There was a commercial years ago where a city mayor was announcing the demolition of a building but to his horror, when he pressed the plunger, five buildings were destroyed. When asked why, the demolition experts said, “We had the extra dynamite.” Just because you have the capability to collect tons of data doesn’t mean you should.
« We had the extra dynamite. » Illustration by Adam Weisblatt
One solution is to use sampling. Much like the way TV ratings are collected, you can use a smaller subset of the data to infer the results of the whole. On the other hand, when your data is incomplete, you can focus on the changes in data. For instance, if you have course completion data that may be only 70% accurate (not everyone finishes a course completely,) you can still measure the percent changes in completion rates over time, because the accuracy rate should be consistent across the entire data set.
A big impediment to collecting data is in trying to associate activities to identified users. This effort is limited by the availability of consistent, timely, and accessible HR data, and it brings up privacy issues that need to be addressed, especially in an international workforce. For regulatory compliance, there may not be a choice, but not every situation requires user-identified data. Google Analytics, used by marketing people in every industry to measure website traffic, has no user data. It isn’t necessary.
What data should we collect?
I had a co-worker who refused to collect data that she knew would not be acted on. Collecting learning data is challenging, and she wasn’t going to waste her time if no one else would put in the time to make use of the results.
When choosing what data to capture, you need to start with the actions you expect people to take. Here are some actions and possible data points:
Invest more in learning if underspent.
Reduce costs to make learning more economical.
Cost per participant.
Retire unused courses and increase investment in courses with higher usage rates.
Course usage over time.
Improve compliance by reaching out to managers.

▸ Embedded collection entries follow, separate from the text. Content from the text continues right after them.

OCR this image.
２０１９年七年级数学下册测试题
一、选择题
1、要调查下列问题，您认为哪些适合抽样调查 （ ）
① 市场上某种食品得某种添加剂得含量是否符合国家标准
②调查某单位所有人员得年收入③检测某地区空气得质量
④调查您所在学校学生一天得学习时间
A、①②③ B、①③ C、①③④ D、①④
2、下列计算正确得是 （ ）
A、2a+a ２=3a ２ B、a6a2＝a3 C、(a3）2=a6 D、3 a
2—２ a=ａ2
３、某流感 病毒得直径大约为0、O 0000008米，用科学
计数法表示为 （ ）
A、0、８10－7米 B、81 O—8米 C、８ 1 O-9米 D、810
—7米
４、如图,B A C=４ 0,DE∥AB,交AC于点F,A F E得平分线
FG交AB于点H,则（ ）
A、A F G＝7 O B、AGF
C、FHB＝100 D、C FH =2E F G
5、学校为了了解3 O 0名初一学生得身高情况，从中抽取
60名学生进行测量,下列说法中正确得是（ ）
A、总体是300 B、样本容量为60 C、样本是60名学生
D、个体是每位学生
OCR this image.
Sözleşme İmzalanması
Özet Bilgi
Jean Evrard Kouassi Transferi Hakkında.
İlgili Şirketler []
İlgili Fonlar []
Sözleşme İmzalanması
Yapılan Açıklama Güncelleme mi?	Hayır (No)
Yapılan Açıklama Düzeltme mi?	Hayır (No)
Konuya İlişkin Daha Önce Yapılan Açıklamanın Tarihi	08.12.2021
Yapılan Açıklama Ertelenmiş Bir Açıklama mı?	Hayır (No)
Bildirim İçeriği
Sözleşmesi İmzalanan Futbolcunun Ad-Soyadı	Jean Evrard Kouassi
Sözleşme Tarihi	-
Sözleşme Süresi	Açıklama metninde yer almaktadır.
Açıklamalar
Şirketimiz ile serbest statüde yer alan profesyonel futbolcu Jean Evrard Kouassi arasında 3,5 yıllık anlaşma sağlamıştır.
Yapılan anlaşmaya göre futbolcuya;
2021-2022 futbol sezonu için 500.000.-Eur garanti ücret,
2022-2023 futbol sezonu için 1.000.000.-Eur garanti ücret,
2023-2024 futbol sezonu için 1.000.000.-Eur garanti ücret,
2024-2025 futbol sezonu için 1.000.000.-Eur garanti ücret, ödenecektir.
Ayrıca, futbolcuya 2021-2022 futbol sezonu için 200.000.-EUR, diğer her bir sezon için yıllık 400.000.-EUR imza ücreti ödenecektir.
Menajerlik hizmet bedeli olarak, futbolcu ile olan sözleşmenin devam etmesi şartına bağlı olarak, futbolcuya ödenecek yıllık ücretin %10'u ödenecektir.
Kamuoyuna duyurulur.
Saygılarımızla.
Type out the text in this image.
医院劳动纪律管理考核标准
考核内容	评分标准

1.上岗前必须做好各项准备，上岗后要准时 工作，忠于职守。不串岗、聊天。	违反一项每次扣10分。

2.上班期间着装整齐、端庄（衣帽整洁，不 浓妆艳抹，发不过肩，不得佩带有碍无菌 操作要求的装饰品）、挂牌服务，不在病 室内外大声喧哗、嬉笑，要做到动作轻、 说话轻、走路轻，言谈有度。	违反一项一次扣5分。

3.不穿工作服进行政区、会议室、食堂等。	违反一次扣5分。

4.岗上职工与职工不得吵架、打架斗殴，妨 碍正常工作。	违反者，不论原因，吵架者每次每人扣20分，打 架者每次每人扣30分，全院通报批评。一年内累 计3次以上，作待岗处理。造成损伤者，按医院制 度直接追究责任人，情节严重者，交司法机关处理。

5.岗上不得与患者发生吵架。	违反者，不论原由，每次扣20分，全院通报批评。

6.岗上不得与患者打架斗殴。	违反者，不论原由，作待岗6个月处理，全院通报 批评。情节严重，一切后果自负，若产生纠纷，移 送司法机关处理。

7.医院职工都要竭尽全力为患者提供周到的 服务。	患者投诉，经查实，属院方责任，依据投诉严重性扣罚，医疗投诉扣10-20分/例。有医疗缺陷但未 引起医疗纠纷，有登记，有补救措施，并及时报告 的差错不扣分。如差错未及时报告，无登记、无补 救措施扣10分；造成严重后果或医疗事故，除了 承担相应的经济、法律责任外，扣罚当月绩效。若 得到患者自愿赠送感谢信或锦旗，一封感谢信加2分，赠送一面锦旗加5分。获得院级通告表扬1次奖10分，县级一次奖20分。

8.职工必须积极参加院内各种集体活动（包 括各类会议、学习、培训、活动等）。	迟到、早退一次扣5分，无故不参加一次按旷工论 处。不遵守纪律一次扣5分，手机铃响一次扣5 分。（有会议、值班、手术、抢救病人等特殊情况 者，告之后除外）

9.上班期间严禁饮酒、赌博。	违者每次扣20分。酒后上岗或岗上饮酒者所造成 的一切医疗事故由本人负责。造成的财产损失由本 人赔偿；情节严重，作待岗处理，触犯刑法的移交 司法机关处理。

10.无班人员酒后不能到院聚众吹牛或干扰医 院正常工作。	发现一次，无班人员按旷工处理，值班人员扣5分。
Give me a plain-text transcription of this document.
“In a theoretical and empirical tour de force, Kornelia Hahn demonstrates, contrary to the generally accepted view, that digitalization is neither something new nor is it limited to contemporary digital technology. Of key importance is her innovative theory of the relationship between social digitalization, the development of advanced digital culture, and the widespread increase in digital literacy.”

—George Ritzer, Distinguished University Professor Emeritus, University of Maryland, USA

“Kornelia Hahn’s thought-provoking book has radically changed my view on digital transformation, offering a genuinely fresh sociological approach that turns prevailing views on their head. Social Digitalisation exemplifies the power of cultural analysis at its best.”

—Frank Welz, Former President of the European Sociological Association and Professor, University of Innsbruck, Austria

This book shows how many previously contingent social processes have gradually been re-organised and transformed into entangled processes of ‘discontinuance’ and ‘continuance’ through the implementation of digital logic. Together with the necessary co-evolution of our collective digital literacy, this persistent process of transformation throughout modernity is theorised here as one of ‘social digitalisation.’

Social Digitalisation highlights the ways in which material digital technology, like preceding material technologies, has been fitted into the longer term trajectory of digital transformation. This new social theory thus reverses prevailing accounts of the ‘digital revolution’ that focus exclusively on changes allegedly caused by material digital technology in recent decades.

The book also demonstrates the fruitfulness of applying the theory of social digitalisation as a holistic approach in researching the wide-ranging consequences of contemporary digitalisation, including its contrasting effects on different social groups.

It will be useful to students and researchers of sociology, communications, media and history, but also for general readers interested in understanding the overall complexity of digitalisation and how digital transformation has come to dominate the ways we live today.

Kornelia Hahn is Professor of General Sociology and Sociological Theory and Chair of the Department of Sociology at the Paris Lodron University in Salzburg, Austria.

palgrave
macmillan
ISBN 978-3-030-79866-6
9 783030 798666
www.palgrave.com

% completion of assigned training.
Encourage a continuous learning culture through local learning day campaigns.
Average course attendance/launches per person per month/quarter/year.
Improve awareness of initiatives by providing links in corporate communications using different channels.
# of referrals for incoming traffic from each location where courses are promoted (email, intranet etc.)
The datapoint examples above are quantitative. They are numbers produced by user actions. This type of data collection has two advantages: It is automatic and more objective.
The other type of data collection is qualitative. You are basically asking the learner (or their manager) questions about their experience. This takes up people’s time, and it is subjective and sometimes prone to bias. Why do it then? Qualitative data is usually more rich with direct knowledge, and the results don’t have to be inferred.
For qualitative data you still need to focus on the action you will take on the results, but you also have to reduce the overhead for learners, managers, and L&D teams. Most importantly, you need to make sure that you have removed as much bias from the process as possible. A good way to accomplish both tasks is with small samples. This way you impact fewer people, and you can compare data sets to see if the results are skewed by bias.
Taking an action-centric view of data collection when formulating a data strategy will return value not only in the improvements made from the results but also the improved morale of your team and improved satisfaction of learners.